Xiao et al., 2022 - "SmoothQuant: Accurate and Efficient Post-Training Quantization for Large Language Models"

2. Problem Statement¶

Activation outliers make INT8 quantization difficult. Weights quantize well, activations don't.

Observation¶

Weight range: typically within [-3σ, 3σ]
Activation range: 10-100× larger due to systematic outliers in specific channels

3. Core Idea: Smoothing¶

Migrate difficulty from activations to weights via mathematically equivalent transformation.

Key Transformation¶

Y = XW = (X / s) · (W · s)

Where s is per-channel smoothing factor.

Divide activations by s → reduces outliers
Multiply weights by s → increases weight range (but weights easier to quantize)

4. Algorithm¶

1. Identify Outlier Channels¶

# Collect calibration statistics
alpha_x = max(|X|, dim=tokens)  # Per-channel activation range
alpha_w = max(|W|, dim=input_dim)  # Per-channel weight range

2. Compute Smoothing Scales¶

# Migration strength α ∈ [0, 1]
# α=0: no smoothing, α=1: full migration
s = alpha_x^α / alpha_w^(1-α)

3. Apply Smoothing¶

# Offline transformation
W_smooth = W * s  # Fold into weights
# At runtime: X_smooth = X / s

5. Migration Strength α¶

α = 0.5: Balanced migration (default)
- Geometric mean of activation and weight ranges - Empirically optimal for most models

α = 0.75: More aggressive activation smoothing
- Better for models with severe outliers (OPT)

6. Per-Token vs. Per-Tensor¶

Per-Tensor Dynamic: Single scale per activation tensor (fast, less accurate) Per-Token Dynamic: Scale per token in sequence (better accuracy, slower)

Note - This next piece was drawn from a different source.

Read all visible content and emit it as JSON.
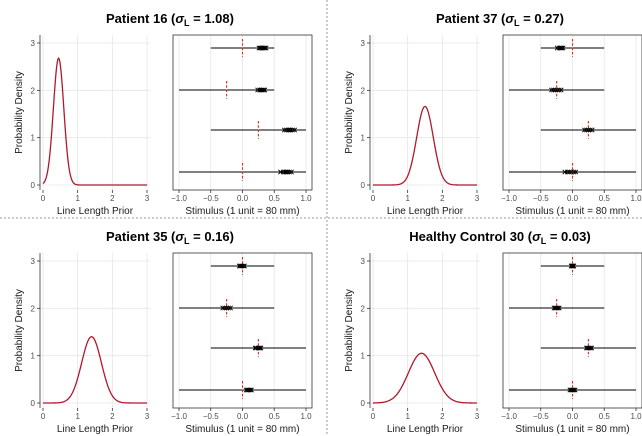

SmoothQuant enables per-tensor quantization by smoothing outliers beforehand.

7. Performance¶

Model	W8A8 Accuracy	vs FP16
OPT-175B	66.7%	-0.1%
BLOOM-176B	68.4%	-0.3%
LLaMA-65B	69.2%	-0.2%

Speedup: 1.5-2× on A100 (INT8 Tensor Cores)

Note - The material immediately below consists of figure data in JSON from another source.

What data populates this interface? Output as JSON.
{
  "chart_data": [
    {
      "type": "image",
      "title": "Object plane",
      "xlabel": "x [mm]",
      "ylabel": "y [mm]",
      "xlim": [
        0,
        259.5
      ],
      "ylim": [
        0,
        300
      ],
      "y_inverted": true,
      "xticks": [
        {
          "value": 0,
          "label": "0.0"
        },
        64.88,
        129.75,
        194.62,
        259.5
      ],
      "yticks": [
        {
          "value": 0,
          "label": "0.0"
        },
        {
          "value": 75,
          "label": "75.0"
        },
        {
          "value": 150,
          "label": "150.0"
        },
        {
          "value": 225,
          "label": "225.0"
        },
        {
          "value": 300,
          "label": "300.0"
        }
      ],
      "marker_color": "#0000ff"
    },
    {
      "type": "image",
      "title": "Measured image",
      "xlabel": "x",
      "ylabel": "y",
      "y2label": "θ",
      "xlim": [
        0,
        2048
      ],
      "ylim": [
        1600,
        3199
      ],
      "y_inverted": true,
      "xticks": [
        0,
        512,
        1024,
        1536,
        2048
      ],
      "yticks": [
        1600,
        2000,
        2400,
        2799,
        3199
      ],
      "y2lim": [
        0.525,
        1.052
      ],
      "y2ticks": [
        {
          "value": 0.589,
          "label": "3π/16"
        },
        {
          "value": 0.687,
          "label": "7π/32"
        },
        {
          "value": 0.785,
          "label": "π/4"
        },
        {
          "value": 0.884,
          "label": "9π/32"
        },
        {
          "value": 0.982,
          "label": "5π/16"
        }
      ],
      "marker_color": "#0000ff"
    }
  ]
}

8. Integration with Other Methods¶

SmoothQuant + AWQ:
- SmoothQuant for activation INT8 - AWQ for weight INT4 - Hybrid W4A8 quantization

SmoothQuant + LLM.int8():
- SmoothQuant pre-processing - LLM.int8() for outlier handling - Complementary techniques

9. Implementation¶

from smoothquant.smooth import smooth_lm

# Apply smoothing transformation
model = smooth_lm(
    model,
    calibration_data,
    alpha=0.5  # Migration strength
)

# Then quantize with standard tools
quantized = quantize_model(model, w_bit=8, a_bit=8)

10. Common Interview Questions¶

Q1: Why do LLM activations have outliers?
A: Systematic outliers in specific channels across all tokens, likely due to attention patterns and positional encodings. Some channels accumulate large values.

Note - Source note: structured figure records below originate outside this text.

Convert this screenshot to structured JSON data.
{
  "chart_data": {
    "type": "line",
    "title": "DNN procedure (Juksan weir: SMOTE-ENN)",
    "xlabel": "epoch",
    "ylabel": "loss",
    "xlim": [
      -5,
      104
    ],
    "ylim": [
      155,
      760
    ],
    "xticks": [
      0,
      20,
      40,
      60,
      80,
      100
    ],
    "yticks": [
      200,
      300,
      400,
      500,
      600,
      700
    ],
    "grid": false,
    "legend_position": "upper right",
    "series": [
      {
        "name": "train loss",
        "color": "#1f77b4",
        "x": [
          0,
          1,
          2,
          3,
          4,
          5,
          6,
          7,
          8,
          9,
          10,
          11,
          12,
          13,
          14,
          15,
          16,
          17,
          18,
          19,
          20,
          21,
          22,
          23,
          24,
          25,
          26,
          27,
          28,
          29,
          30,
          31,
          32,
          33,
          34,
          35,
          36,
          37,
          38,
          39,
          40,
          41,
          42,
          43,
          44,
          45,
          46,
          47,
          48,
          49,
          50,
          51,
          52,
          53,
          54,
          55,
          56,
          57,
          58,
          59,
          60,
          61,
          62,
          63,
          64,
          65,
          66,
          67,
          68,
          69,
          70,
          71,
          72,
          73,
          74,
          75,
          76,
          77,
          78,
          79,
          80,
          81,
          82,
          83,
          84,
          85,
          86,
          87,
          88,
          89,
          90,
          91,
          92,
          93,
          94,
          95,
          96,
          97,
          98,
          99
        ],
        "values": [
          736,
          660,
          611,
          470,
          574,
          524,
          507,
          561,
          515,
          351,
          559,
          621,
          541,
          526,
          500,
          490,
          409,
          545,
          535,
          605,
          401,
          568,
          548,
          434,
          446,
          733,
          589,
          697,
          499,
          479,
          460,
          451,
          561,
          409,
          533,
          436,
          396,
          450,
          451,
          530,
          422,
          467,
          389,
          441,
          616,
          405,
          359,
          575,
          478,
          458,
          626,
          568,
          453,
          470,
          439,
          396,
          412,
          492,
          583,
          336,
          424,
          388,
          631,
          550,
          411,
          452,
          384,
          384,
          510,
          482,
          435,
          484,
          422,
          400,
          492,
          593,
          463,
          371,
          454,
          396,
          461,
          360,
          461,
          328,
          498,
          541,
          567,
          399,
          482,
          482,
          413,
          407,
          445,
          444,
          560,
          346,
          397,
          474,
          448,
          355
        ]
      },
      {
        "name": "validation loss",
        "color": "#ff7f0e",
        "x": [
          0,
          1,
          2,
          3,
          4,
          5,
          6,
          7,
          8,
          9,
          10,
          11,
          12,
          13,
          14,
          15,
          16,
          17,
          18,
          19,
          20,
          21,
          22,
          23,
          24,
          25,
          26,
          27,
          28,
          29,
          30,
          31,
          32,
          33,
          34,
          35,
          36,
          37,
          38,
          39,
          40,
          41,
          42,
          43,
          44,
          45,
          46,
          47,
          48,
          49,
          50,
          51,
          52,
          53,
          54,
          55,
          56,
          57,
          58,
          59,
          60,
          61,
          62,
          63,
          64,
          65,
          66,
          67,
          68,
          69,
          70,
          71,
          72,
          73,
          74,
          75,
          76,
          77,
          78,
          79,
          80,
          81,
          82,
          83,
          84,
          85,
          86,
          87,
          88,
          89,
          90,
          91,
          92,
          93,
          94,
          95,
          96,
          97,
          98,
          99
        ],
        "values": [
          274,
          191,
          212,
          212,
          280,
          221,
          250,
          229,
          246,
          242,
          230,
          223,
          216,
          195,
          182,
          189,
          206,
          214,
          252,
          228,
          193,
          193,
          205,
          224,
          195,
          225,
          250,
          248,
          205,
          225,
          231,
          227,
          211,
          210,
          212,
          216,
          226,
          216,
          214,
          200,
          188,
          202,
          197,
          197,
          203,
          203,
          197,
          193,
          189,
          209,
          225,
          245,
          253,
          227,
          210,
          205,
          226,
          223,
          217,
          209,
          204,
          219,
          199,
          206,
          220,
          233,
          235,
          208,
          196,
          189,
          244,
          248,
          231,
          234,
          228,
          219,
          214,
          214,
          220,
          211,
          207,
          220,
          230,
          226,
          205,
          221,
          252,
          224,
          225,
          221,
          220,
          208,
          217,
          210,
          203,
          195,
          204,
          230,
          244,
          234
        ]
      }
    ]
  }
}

Q2: How does smoothing preserve mathematical equivalence?
A: Matrix multiplication property: (X/s) @ (W*s) = X @ W. Division and multiplication by same per-channel scales cancel out.

Q3: Why can't we just clip outliers?
A: Clipping loses information and degrades quality significantly (5-10%). Smoothing redistributes dynamic range without information loss.

Q4: What's the overhead of smoothing at runtime?
A: Negligible. Smoothing scales folded into weights offline. Only X/s at runtime (cheap element-wise division before matmul).

Q5: Does SmoothQuant help with KV cache quantization?
A: Yes! KV cache contains activations. Smoothing reduces outliers, enabling INT8 KV cache with minimal quality loss.

Q6: Why is α=0.5 optimal?
A: Balances difficulty migration. Too low → activations still hard. Too high → weights become hard. Geometric mean (0.5) is empirical sweet spot.

Q7: Can SmoothQuant be applied per-layer?
A: Yes, α can be tuned per-layer. Some layers benefit from more aggressive smoothing (α=0.7), others from less (α=0.3).

Q8: SmoothQuant vs. absmax/percentile scaling?
A: Those methods scale after observing outliers. SmoothQuant prevents outliers from forming. More fundamental solution.